Pune Media

Rural sector, small towns boost FMCG Q1 sales by 14%, small packs rule

Mumbai: India’s fast-moving consumer goods (FMCG) industry reported a 13.9% year-on-year (y-o-y) sales growth in value terms and a 6% rise in volumes during the quarter ended June, powered by sustained rural demand and a steady urban revival, according to global marketing research firm NielsenIQ (NIQ).

The market recorded a 7.4% increase in prices during the period, with unit growth outpacing the overall volume growth, signaling a stronger consumer preference for smaller packs, the firm said. This points to the affordability factor in the sector, especailly in rural areas and smaller towns.

“The Indian FMCG sector continues to demonstrate resilience, with rural markets leading the charge for six consecutive quarters. While urban recovery is gaining traction, particularly in smaller towns, rural demand remains the cornerstone of volume expansion,” said Sharang Pant, head of FMCG customer success at NIQ in India.

In the March quarter, the country’s FMCG sector had reported a y-o-y rise of 11% in value, 5.1% in volume and 5.6% in prices, according to NielsenIQ.

“With inflation easing and a favourable monsoon forecast, the outlook for consumption remains optimistic. However, sustaining this momentum will require deeper channel engagement and sharper, value-led propositions…” Pant said. “Additionally, the rapid rise of small manufacturers outpacing overall industry growth highlights shifting market dynamics and intensifying competition.”

Rural India has outpaced the urban regions in volume growth for six consecutive quarters, recording an 8.4% increase in volumes compared to 4.6% in the urban areas.
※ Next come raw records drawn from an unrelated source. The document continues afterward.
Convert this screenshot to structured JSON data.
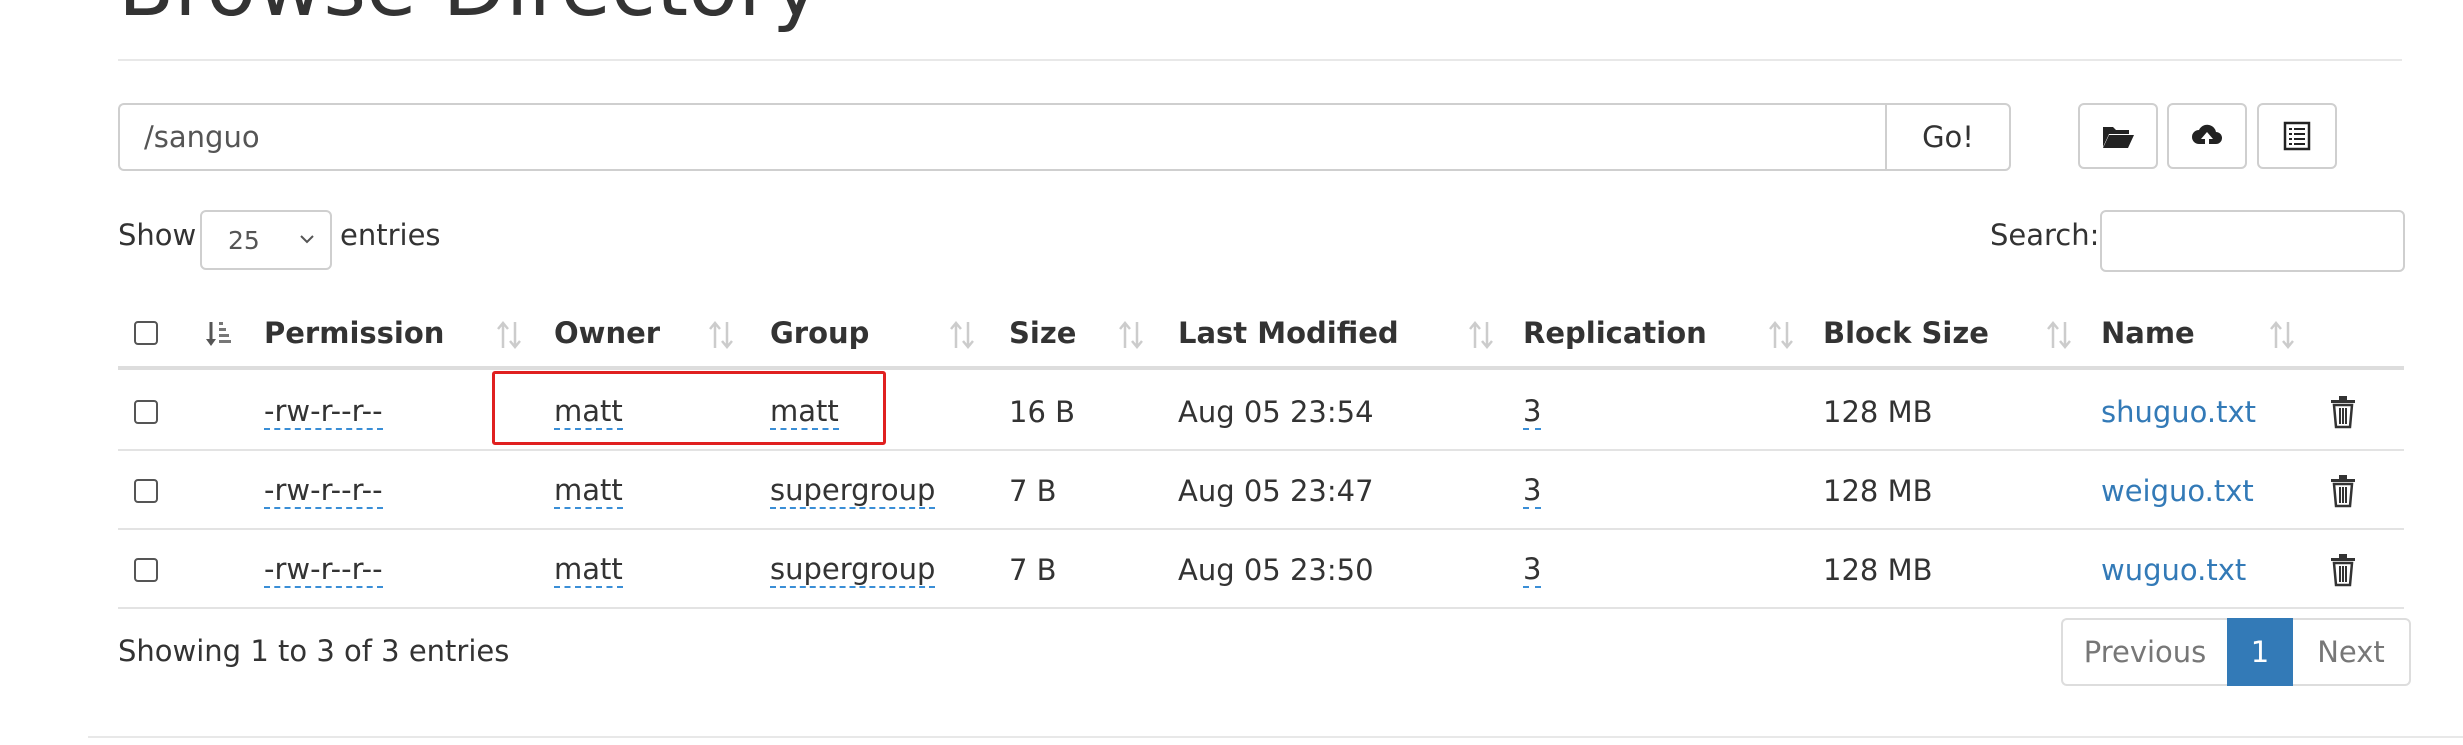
{
  "page": {
    "title": "Browse Directory"
  },
  "path_bar": {
    "value": "/sanguo",
    "go_label": "Go!"
  },
  "toolbar": {
    "buttons": [
      {
        "icon": "folder-open-icon"
      },
      {
        "icon": "cloud-upload-icon"
      },
      {
        "icon": "list-icon"
      }
    ]
  },
  "length_control": {
    "show_label": "Show",
    "selected": "25",
    "entries_label": "entries"
  },
  "search": {
    "label": "Search:",
    "value": ""
  },
  "table": {
    "columns": [
      "Permission",
      "Owner",
      "Group",
      "Size",
      "Last Modified",
      "Replication",
      "Block Size",
      "Name"
    ],
    "rows": [
      {
        "permission": "-rw-r--r--",
        "owner": "matt",
        "group": "matt",
        "size": "16 B",
        "last_modified": "Aug 05 23:54",
        "replication": "3",
        "block_size": "128 MB",
        "name": "shuguo.txt"
      },
      {
        "permission": "-rw-r--r--",
        "owner": "matt",
        "group": "supergroup",
        "size": "7 B",
        "last_modified": "Aug 05 23:47",
        "replication": "3",
        "block_size": "128 MB",
        "name": "weiguo.txt"
      },
      {
        "permission": "-rw-r--r--",
        "owner": "matt",
        "group": "supergroup",
        "size": "7 B",
        "last_modified": "Aug 05 23:50",
        "replication": "3",
        "block_size": "128 MB",
        "name": "wuguo.txt"
      }
    ]
  },
  "footer": {
    "info": "Showing 1 to 3 of 3 entries"
  },
  "pagination": {
    "previous": "Previous",
    "current": "1",
    "next": "Next"
  },
  "colors": {
    "link": "#337ab7",
    "highlight": "#e02020",
    "accent": "#337ab7"
  }
}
However, the gap is narrowing as urban areas show signs of sequential recovery. This resurgence is primarily driven by smaller towns.

In the June quarter, food consumption largely remained stable with a 5.5% volume growth, driven by the staples and impulse categories. Home and personal care (HPC) saw a stronger momentum, with 7.5% consumption growth.
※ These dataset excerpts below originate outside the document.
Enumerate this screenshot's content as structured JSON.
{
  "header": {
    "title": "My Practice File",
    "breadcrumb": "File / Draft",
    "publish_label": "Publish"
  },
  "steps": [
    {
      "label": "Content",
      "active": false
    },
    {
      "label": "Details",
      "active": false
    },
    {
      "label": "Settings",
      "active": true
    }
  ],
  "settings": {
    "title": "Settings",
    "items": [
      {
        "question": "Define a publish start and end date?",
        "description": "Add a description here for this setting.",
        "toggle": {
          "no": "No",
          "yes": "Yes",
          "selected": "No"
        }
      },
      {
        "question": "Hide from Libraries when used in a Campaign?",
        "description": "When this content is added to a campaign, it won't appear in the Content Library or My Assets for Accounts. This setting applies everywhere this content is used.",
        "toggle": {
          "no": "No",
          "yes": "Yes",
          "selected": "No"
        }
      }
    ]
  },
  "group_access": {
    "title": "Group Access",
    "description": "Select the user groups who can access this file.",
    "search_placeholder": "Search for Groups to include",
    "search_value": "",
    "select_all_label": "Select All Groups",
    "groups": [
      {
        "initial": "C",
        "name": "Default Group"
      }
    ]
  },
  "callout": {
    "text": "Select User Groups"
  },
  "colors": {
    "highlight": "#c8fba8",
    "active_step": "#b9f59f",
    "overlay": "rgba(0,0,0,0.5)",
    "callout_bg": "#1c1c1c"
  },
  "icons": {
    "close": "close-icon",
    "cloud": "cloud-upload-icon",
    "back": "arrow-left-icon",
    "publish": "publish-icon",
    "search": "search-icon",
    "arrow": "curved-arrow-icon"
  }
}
“E-commerce continues its upward trajectory, gaining ground on modern trade (MT) in eight metros. Even though e-commerce accounts for just 11-13% of the FMCG value share in metros, it’s already delivering more than half of the omnichannel growth,” NIQ said. “Despite the pullback of quick commerce dark stores, June quarter consumption in e-commerce surged—driven by higher shopper penetration and consistent spending, even among new shoppers.”
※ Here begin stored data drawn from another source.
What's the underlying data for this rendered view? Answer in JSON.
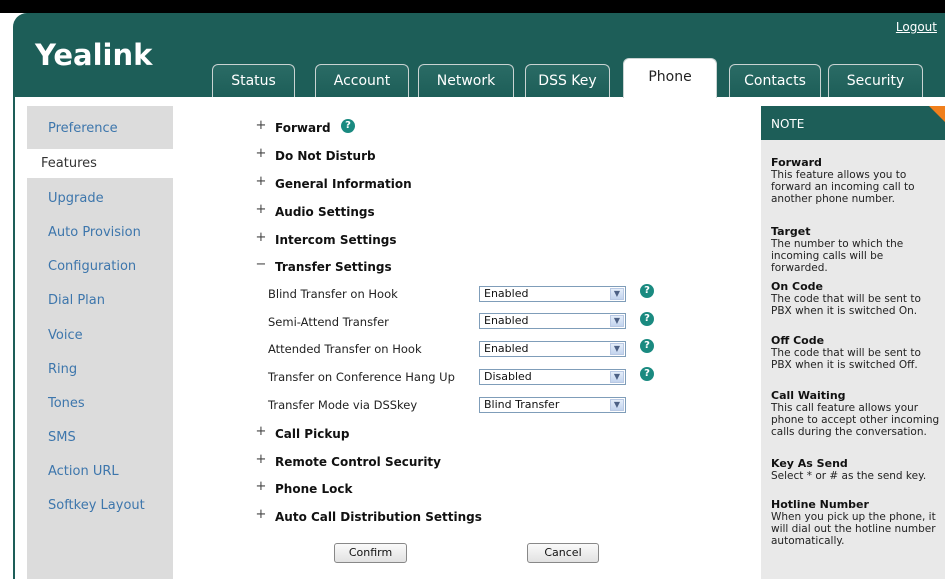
{
  "header": {
    "logo": "Yealink",
    "logout": "Logout"
  },
  "tabs": [
    {
      "label": "Status"
    },
    {
      "label": "Account"
    },
    {
      "label": "Network"
    },
    {
      "label": "DSS Key"
    },
    {
      "label": "Phone"
    },
    {
      "label": "Contacts"
    },
    {
      "label": "Security"
    }
  ],
  "active_tab": "Phone",
  "sidebar": {
    "items": [
      {
        "label": "Preference"
      },
      {
        "label": "Features"
      },
      {
        "label": "Upgrade"
      },
      {
        "label": "Auto Provision"
      },
      {
        "label": "Configuration"
      },
      {
        "label": "Dial Plan"
      },
      {
        "label": "Voice"
      },
      {
        "label": "Ring"
      },
      {
        "label": "Tones"
      },
      {
        "label": "SMS"
      },
      {
        "label": "Action URL"
      },
      {
        "label": "Softkey Layout"
      }
    ],
    "active": "Features"
  },
  "sections": {
    "forward": "Forward",
    "dnd": "Do Not Disturb",
    "general": "General Information",
    "audio": "Audio Settings",
    "intercom": "Intercom Settings",
    "transfer": "Transfer Settings",
    "pickup": "Call Pickup",
    "remote": "Remote Control Security",
    "lock": "Phone Lock",
    "acd": "Auto Call Distribution Settings"
  },
  "transfer_rows": [
    {
      "label": "Blind Transfer on Hook",
      "value": "Enabled"
    },
    {
      "label": "Semi-Attend Transfer",
      "value": "Enabled"
    },
    {
      "label": "Attended Transfer on Hook",
      "value": "Enabled"
    },
    {
      "label": "Transfer on Conference Hang Up",
      "value": "Disabled"
    },
    {
      "label": "Transfer Mode via DSSkey",
      "value": "Blind Transfer"
    }
  ],
  "buttons": {
    "confirm": "Confirm",
    "cancel": "Cancel"
  },
  "note": {
    "title": "NOTE",
    "entries": [
      {
        "title": "Forward",
        "text": "This feature allows you to forward an incoming call to another phone number."
      },
      {
        "title": "Target",
        "text": "The number to which the incoming calls will be forwarded."
      },
      {
        "title": "On Code",
        "text": "The code that will be sent to PBX when it is switched On."
      },
      {
        "title": "Off Code",
        "text": "The code that will be sent to PBX when it is switched Off."
      },
      {
        "title": "Call Waiting",
        "text": "This call feature allows your phone to accept other incoming calls during the conversation."
      },
      {
        "title": "Key As Send",
        "text": "Select * or # as the send key."
      },
      {
        "title": "Hotline Number",
        "text": "When you pick up the phone, it will dial out the hotline number automatically."
      }
    ]
  },
  "colors": {
    "brand": "#1d5e58",
    "link": "#3d76ac",
    "accent": "#f07f1c",
    "help": "#1a8a80"
  }
}
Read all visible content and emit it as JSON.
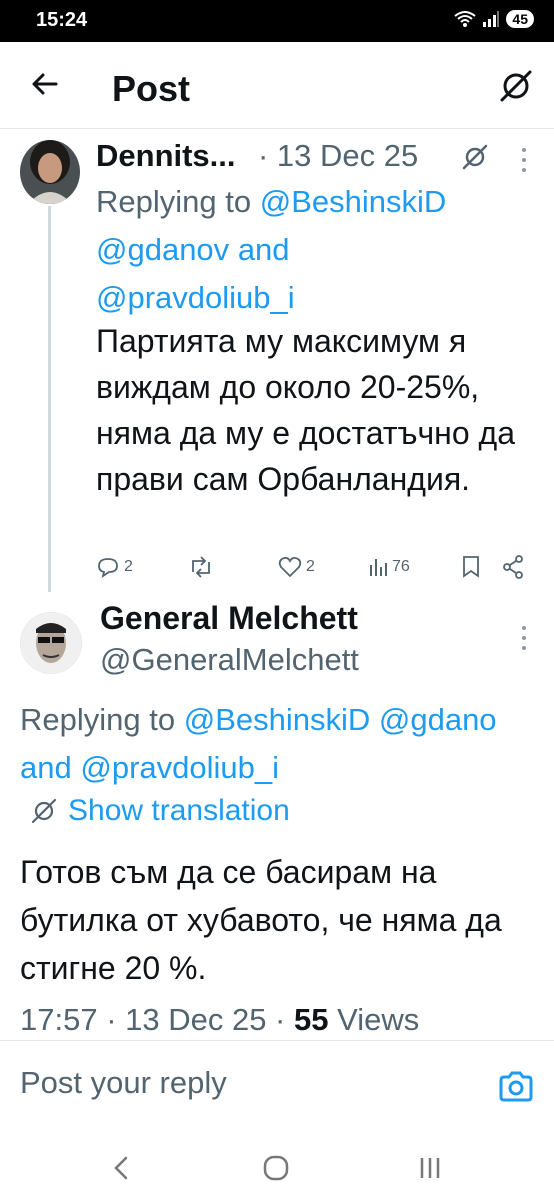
{
  "status_bar": {
    "time": "15:24",
    "battery": "45"
  },
  "header": {
    "title": "Post",
    "back_icon": "arrow-left-icon",
    "grok_icon": "grok-icon"
  },
  "post1": {
    "author": "Dennits...",
    "date": "· 13 Dec 25",
    "reply_prefix": "Replying to",
    "mention1": "@BeshinskiD",
    "mention2": "@gdanov",
    "and": "and",
    "mention3": "@pravdoliub_i",
    "body": "Партията му максимум я виждам до около 20-25%, няма да му е достатъчно да прави сам Орбанландия.",
    "replies": "2",
    "likes": "2",
    "views": "76"
  },
  "post2": {
    "author": "General Melchett",
    "handle": "@GeneralMelchett",
    "reply_prefix": "Replying to",
    "mention1": "@BeshinskiD",
    "mention2": "@gdano",
    "and": "and",
    "mention3": "@pravdoliub_i",
    "translate": "Show translation",
    "body": "Готов съм да се басирам на бутилка от хубавото, че няма да стигне 20 %.",
    "time_date": "17:57 · 13 Dec 25 ·",
    "views_count": "55",
    "views_label": "Views"
  },
  "reply_bar": {
    "placeholder": "Post your reply"
  },
  "colors": {
    "accent": "#1d9bf0",
    "muted": "#536471",
    "text": "#0f1419"
  }
}
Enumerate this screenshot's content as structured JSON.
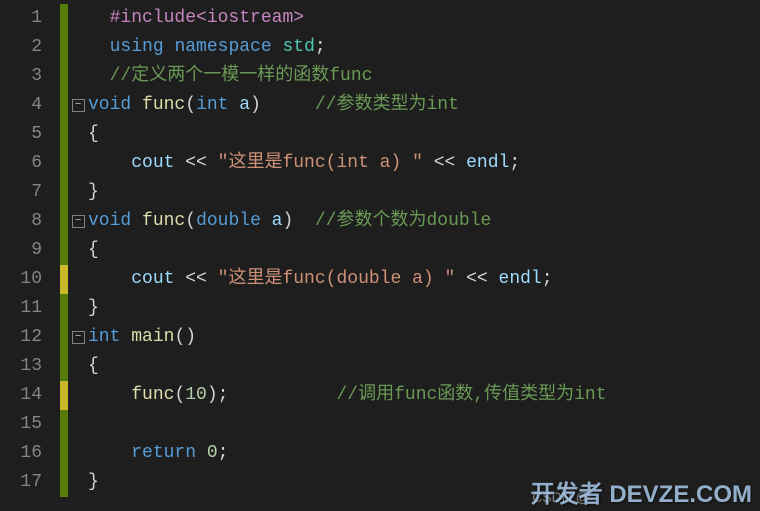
{
  "lineCount": 17,
  "markers": {
    "1": "green",
    "2": "green",
    "3": "green",
    "4": "green",
    "5": "green",
    "6": "green",
    "7": "green",
    "8": "green",
    "9": "green",
    "10": "yellow",
    "11": "green",
    "12": "green",
    "13": "green",
    "14": "yellow",
    "15": "green",
    "16": "green",
    "17": "green"
  },
  "folds": {
    "4": "−",
    "8": "−",
    "12": "−"
  },
  "code": {
    "l1": {
      "indent": "  ",
      "t1": "#include",
      "t2": "<iostream>"
    },
    "l2": {
      "indent": "  ",
      "t1": "using",
      "t2": "namespace",
      "t3": "std",
      "t4": ";"
    },
    "l3": {
      "indent": "  ",
      "t1": "//定义两个一模一样的函数func"
    },
    "l4": {
      "indent": "",
      "t1": "void",
      "t2": "func",
      "t3": "(",
      "t4": "int",
      "t5": " a",
      "t6": ")",
      "gap": "     ",
      "t7": "//参数类型为int"
    },
    "l5": {
      "indent": "",
      "t1": "{"
    },
    "l6": {
      "indent": "    ",
      "t1": "cout",
      "t2": " << ",
      "t3": "\"这里是func(int a) \"",
      "t4": " << ",
      "t5": "endl",
      "t6": ";"
    },
    "l7": {
      "indent": "",
      "t1": "}"
    },
    "l8": {
      "indent": "",
      "t1": "void",
      "t2": "func",
      "t3": "(",
      "t4": "double",
      "t5": " a",
      "t6": ")",
      "gap": "  ",
      "t7": "//参数个数为double"
    },
    "l9": {
      "indent": "",
      "t1": "{"
    },
    "l10": {
      "indent": "    ",
      "t1": "cout",
      "t2": " << ",
      "t3": "\"这里是func(double a) \"",
      "t4": " << ",
      "t5": "endl",
      "t6": ";"
    },
    "l11": {
      "indent": "",
      "t1": "}"
    },
    "l12": {
      "indent": "",
      "t1": "int",
      "t2": "main",
      "t3": "()"
    },
    "l13": {
      "indent": "",
      "t1": "{"
    },
    "l14": {
      "indent": "    ",
      "t1": "func",
      "t2": "(",
      "t3": "10",
      "t4": ");",
      "gap": "          ",
      "t5": "//调用func函数,传值类型为int"
    },
    "l15": {
      "indent": ""
    },
    "l16": {
      "indent": "    ",
      "t1": "return",
      "t2": " ",
      "t3": "0",
      "t4": ";"
    },
    "l17": {
      "indent": "",
      "t1": "}"
    }
  },
  "watermark1": "CSDN @",
  "watermark2": "开发者\nDEVZE.COM"
}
The growth trend cited by NIQ report is in line with the positive commentary from large listed FMCG companies in the June quarter.

Last month, Hindustan Unilever Ltd (HUL) pointed to resilience and improvement in both urban and rural informal sectors. The company reported a 4% jump in its June quarter consolidated volumes.

Rohit Jawa, HUL’s outgoing chief executive officer and managing director, had then said that several key factors are expected to boost consumer spending, including income tax rebates, lower interest rates that will ease personal loan burden, and softening food inflation. Consequently, HUL expects the first half of the current fiscal year to outperform the latter half of the previous one, Jawa had told reporters last month.

Last week, Saugata Gupta, managing director and chief executive offficer of Marico Ltd, had said the FMCG sector was seeing stable-to-improving demand trends. “Looking ahead, we anticipate a gradual uptick in overall demand patterns in the quarters ahead, aided by a combination of easing inflation levels, favourable monsoon season and continued policy support,” Gupta said.

Gupta had said India’s rural demand was fairly resilient due to good monsoon rains and government’s minimum support price for key crops, while the urban demand was linked to food inflation.

“Urban demand is improving… I don’t think the consumption was that muted. Especially now that food inflation has come down, along with some part of the entire tax break; people will use part of that money to pay off EMIs (equated monthly instalments for loans), buy durables, better cars, upgrade mobile phones or towards entertainment…” Gupta had said in a separate interview with Mint last week. “As a result, you have to innovate and continue to grow,” he added.